Causation Expert Testimony in Toxic Tort Exposure Case Not Allowed

Plaintiff claims that she was exposed to toxic substances while working for Defendant.  Defendant filed motion to exclude the testimony from her three expert witness.  The court granted the motion.

Facts: This personal injury and wrongful death lawsuit (Konrick v. Exxon Mobil Corporation et al – United States District Court – Eastern District of Louisiana – February 4th, 2016) involves an alleged toxic tort exposure by the Plaintiff (Konrick).  She states that while pregnant and working as a security guard at Defendant’s Exxon Chalmette Refinery, she was exposed to numerous toxic substances, including benzene and hydrogen sulfide.  Konrick alleges that this working environment caused her fetus to suffer injuries.  Specifically, a fetal demise and stillbirth delivery.  She also claims that Exxon negligently designed the refinery and failed to warn personnel of the reproductive hazards related to exposure.  Konrick hired three experts to provide testimony about the cause of injury to her and her fetus.  Those experts are Dr. Robert Harrison (occupational/environmental health expert witness), Dr. Cynthia Bearer (neonatology expert witness), and Dr. Laurel Waters (radiology/nuclear medicine expert witness).  Exxon filed a motion to exclude these experts as there is no scientific basis for concluding that the numerous chemicals identified by an exposure expert can cause a stillbirth at 27 weeks.

Discussion:  Before delving into the specific testimony of the experts at issues, the court summarized numerous reasons why causation opinions based on epidemiological and other scientific methods have been excluded.  First studies that do not show statistically significant results. Second, a study that provides a mere suggestion of a possibility that a relationship exists. Third, if a subject was exposed to numerous potential substances.  Fourth, if the authors of the study disclaim causation in the written paper.

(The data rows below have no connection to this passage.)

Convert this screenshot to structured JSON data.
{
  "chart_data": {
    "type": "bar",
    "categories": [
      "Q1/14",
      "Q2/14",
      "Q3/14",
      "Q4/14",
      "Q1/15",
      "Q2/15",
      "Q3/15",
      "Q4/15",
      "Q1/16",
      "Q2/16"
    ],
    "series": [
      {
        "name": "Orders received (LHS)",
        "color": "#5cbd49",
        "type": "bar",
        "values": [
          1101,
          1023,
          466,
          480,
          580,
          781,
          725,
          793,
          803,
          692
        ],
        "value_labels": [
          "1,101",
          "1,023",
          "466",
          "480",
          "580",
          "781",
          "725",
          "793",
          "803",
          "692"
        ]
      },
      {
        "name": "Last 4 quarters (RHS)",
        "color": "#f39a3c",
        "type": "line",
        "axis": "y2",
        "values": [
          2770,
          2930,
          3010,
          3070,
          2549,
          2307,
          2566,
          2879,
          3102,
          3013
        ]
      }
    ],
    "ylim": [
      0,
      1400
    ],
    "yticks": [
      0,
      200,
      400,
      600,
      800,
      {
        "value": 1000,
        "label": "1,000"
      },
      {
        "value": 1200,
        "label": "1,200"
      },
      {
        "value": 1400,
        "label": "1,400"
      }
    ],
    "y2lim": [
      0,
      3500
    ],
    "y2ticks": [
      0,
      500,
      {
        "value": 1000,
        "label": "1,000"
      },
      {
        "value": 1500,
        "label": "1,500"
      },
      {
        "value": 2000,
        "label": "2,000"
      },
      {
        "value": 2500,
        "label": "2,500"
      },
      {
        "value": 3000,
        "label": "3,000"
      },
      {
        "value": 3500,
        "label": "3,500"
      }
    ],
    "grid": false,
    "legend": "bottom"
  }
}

Now, we turn to the experts.  Dr. Harrison, in his report, stated that occupational exposure to organic solvents can cause deleterious reproductive outcomes.  He cited 29 epidemiological studies to come to his conclusion.  The court opined that his conclusions are not methodologically sound as he relies on numerous studies that do not support his conclusions.  First, he relies on studies that do not isolate the exposure to the substances at issue in the present case.  In addition, he uses studies that focus on spontaneous abortion or miscarriage, not the later stage loss in this case.  Third, he looked at studies that do not provide statistically significant results.  Last, he “cherry-picked” data, coming to conclusions that the authors of the studies did not make.

As for Dr. Cynthia Bearer, she declared in her testimony that there was a cause and effect relationship between certain chemicals and fetal demise.  Bearer cited to 19 epidemiological studies to reach her conclusions.  The court found her testimony to be inadmissible as well.   First, she relied on studies that have already been deemed inadmissible by the court.  In addition, she fails to explain her methodology.

Regarding Dr. Laurel Waters, she opined in her testimony that an increase in benzene is associated with a decrease in the head circumference and weight.  The court stated that the studies that she evaluated for this case do not “fit” her conclusions.  For example, she cites studies where there was a sudden abortion, which is not the same situation in the present case.  In addition, she also “cherry-picks” data to match her conclusions.  Thus, her testimony should be excluded.

Held: The causation testimonies of Dr. Robert Harrison, Dr. Cynthia Bearer, and Dr. Laurel Waters are excluded.  The Defendant’s motion is granted.